Labour is wrecking the British economy | Julian Jessop

The early omens for 2026 are not good. The UK is stumbling into the New Year on the brink of recession. Indeed, the economy stopped growing last summer as Budget jitters began to undermine confidence and spending again. 

Only some favourable rounding in August prevented headline GDP from falling in every month from July to October. We are still awaiting the official data for November and December, but the latest business surveys suggest that the economy ended last year with a whimper.

The weakness of the construction sector is symbolic of many policy failures. Despite the Labour government’s calls to “build, baby, build!”, the November Construction PMI signalled that activity is declining at the fastest pace for over five years.

Overall, the UK economy probably grew by around 1.3 per cent in 2025. This would only be a little better than the 1.1 per cent in 2024. More ominously, it would already be a little worse than the 1.5 per cent assumed by the OBR for the November Budget.

There are still some decent reasons to hope that the economy will improve in 2026.

One is that, despite everything, the finances of both the household and corporate sectors are in good shape. Many individual families and smaller businesses will continue to struggle. Nonetheless, the household sector as a whole has been saving a larger than usual proportion of its income for several years

More of these excess savings could now be used to support higher spending if —  obviously a big if — consumers feel confident enough to save less or borrow more.

Similarly, corporate debt ratios are still comfortable, and credit spreads are tight. This means that most firms could borrow more relatively cheaply if — that word again — they have the confidence to do so. 

Encouragingly, business investment was already one of the few bright spots of 2025. The UK has also continued to score highly in surveys of attractiveness for inward investment, notably the study by EY

There are at least three downside risks for 2026

A sustained improvement in the economy still needs a catalyst. But there are several potential candidates, including the easing of the pre-Budget uncertainty, falling inflation and further cuts in official interest rates. At 3.75 per cent, the Bank rate is still towards the top end of a “neutral” range, which is between 3 per cent and 4 per cent. 

Unfortunately, that is where the seasonal good cheer runs out. There are at least three downside risks for 2026.

The first is the weakness of the labour market. A few polls suggest that the pace of job losses is slowing and that some firms may be ready to start recruiting again in the spring.
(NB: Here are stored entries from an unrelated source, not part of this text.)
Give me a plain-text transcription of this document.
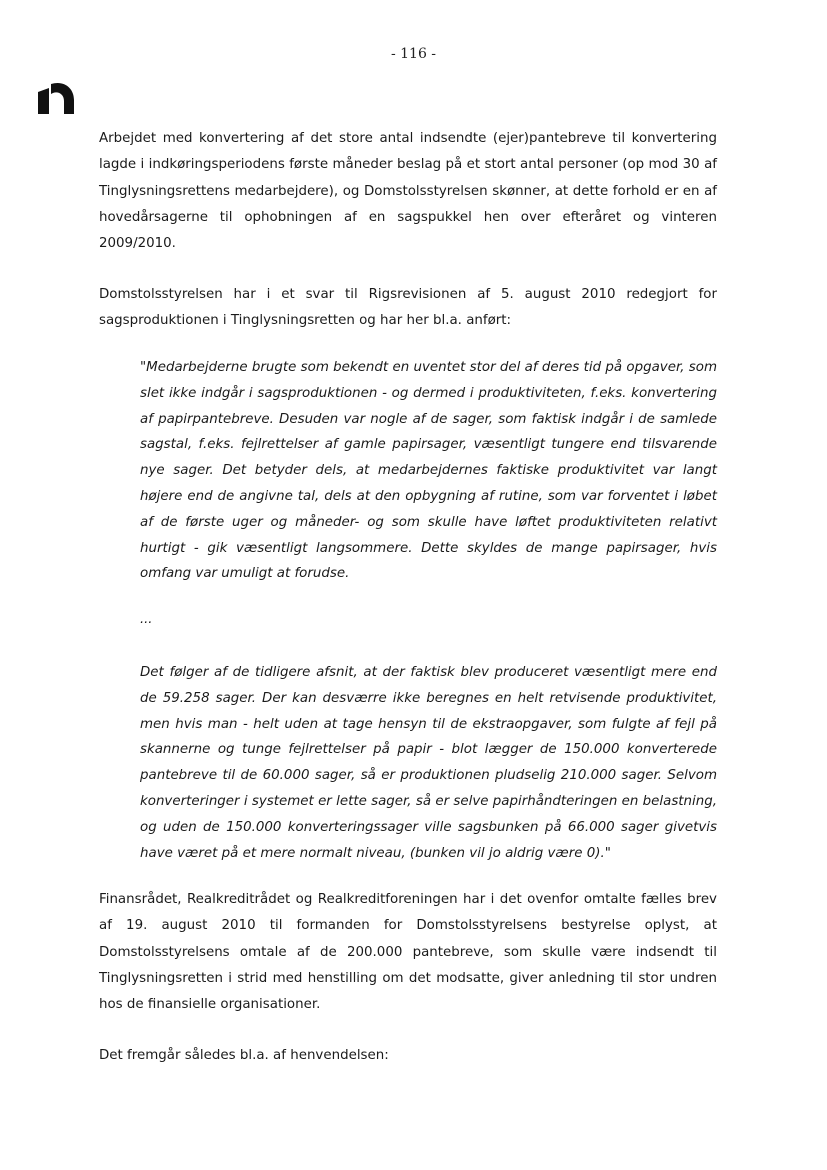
- 116 -

Arbejdet med konvertering af det store antal indsendte (ejer)pantebreve til konvertering lagde i indkøringsperiodens første måneder beslag på et stort antal personer (op mod 30 af Tinglysningsrettens medarbejdere), og Domstolsstyrelsen skønner, at dette forhold er en af hovedårsagerne til ophobningen af en sagspukkel hen over efteråret og vinteren 2009/2010.

Domstolsstyrelsen har i et svar til Rigsrevisionen af 5. august 2010 redegjort for sagsproduktionen i Tinglysningsretten og har her bl.a. anført:

"Medarbejderne brugte som bekendt en uventet stor del af deres tid på opgaver, som slet ikke indgår i sagsproduktionen - og dermed i produktiviteten, f.eks. konvertering af papirpantebreve. Desuden var nogle af de sager, som faktisk indgår i de samlede sagstal, f.eks. fejlrettelser af gamle papirsager, væsentligt tungere end tilsvarende nye sager. Det betyder dels, at medarbejdernes faktiske produktivitet var langt højere end de angivne tal, dels at den opbygning af rutine, som var forventet i løbet af de første uger og måneder- og som skulle have løftet produktiviteten relativt hurtigt - gik væsentligt langsommere. Dette skyldes de mange papirsager, hvis omfang var umuligt at forudse.

...

Det følger af de tidligere afsnit, at der faktisk blev produceret væsentligt mere end de 59.258 sager. Der kan desværre ikke beregnes en helt retvisende produktivitet, men hvis man - helt uden at tage hensyn til de ekstraopgaver, som fulgte af fejl på skannerne og tunge fejlrettelser på papir - blot lægger de 150.000 konverterede pantebreve til de 60.000 sager, så er produktionen pludselig 210.000 sager. Selvom konverteringer i systemet er lette sager, så er selve papirhåndteringen en belastning, og uden de 150.000 konverteringssager ville sagsbunken på 66.000 sager givetvis have været på et mere normalt niveau, (bunken vil jo aldrig være 0)."

Finansrådet, Realkreditrådet og Realkreditforeningen har i det ovenfor omtalte fælles brev af 19. august 2010 til formanden for Domstolsstyrelsens bestyrelse oplyst, at Domstolsstyrelsens omtale af de 200.000 pantebreve, som skulle være indsendt til Tinglysningsretten i strid med henstilling om det modsatte, giver anledning til stor undren hos de finansielle organisationer.

Det fremgår således bl.a. af henvendelsen:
Unemployment is also still low by past standards. 

However, government policies which have raised the cost of labour and made hiring and firing more difficult have done lasting damage to employer confidence. Household worries about job security have also increased, which is likely to keep precautionary saving high. 

The second risk is a resurgence of policy uncertainty, including fears of yet another round of tax increases in the next Autumn Budget Keir Starmer’s premiership is in crisis, and the prospect of a leadership challenge will keep businesses and investors on edge. While it might be difficult to imagine someone doing a worse job, the markets still fear an even more left-wing alternative.

If Rachel Reeves is still in post, the Treasury could simply dust off some more of the “smorgasbord” of increases in taxes on the slightly better off that were floated in the run up to the last Budget. However, a more left-wing Chancellor could increase spending even further, requiring bigger tax increases — including new taxes on wealth. 

A desperate Labour government also looks set to waste time trying to “move closer” to the floundering EU rather than make more of the opportunities created by leaving. Ironically, Brexit had dropped way down the list of concerns for the public and, at least as importantly, for businesses. Reviving Brexit uncertainty will do more harm than good, especially as the EU seems as determined as ever to punish the UK for daring to break away.

The third risk is a financial market crash, whether prompted by domestic economic and political factors or by external shocks. In particular, this may well be the year when the Trump balloon finally pops. The key risks to the US economy all lie on the downside — including rising unemployment, the delayed fallout from tariff wars, a fight with the Fed, and the bursting of the AI bubble. 

Unfortunately, our own government appears to have given up on growth altogether in favour of policies designed to redistribute income and wealth, and ramping up the size of the state. 

For example, the government’s plan to tackle the cost of living crisis is a scrappy list of measures which will do nothing to solve the underlying problems. The interventions on prices should reduce headline inflation, but only temporarily and by just a few tenths of a percentage point. Moreover, taxpayers will pick up the bills instead. This will leave many households no better off, while distorting incentives further. 

Meanwhile, government interventions in many areas, notably energy, housing and labour markets, are adding to cost and price pressures. Low productivity in the public sector is dragging the whole economy down.

Labour has crushed the “animal spirits” that drive growth

The upshot is that the economy will continue to struggle in 2026. Even if a formal recession is avoided, growth will be weaker this year than last — perhaps well below 1 per cent in headline terms and barely positive at all after adjusting for population growth. 

This will not be enough to end the “doom loop” of deteriorating public finances and ever higher taxes that has already been the hallmark of the Starmer government. Labour has crushed the “animal spirits” that drive growth and it is hard to regain economic confidence once it has been lost.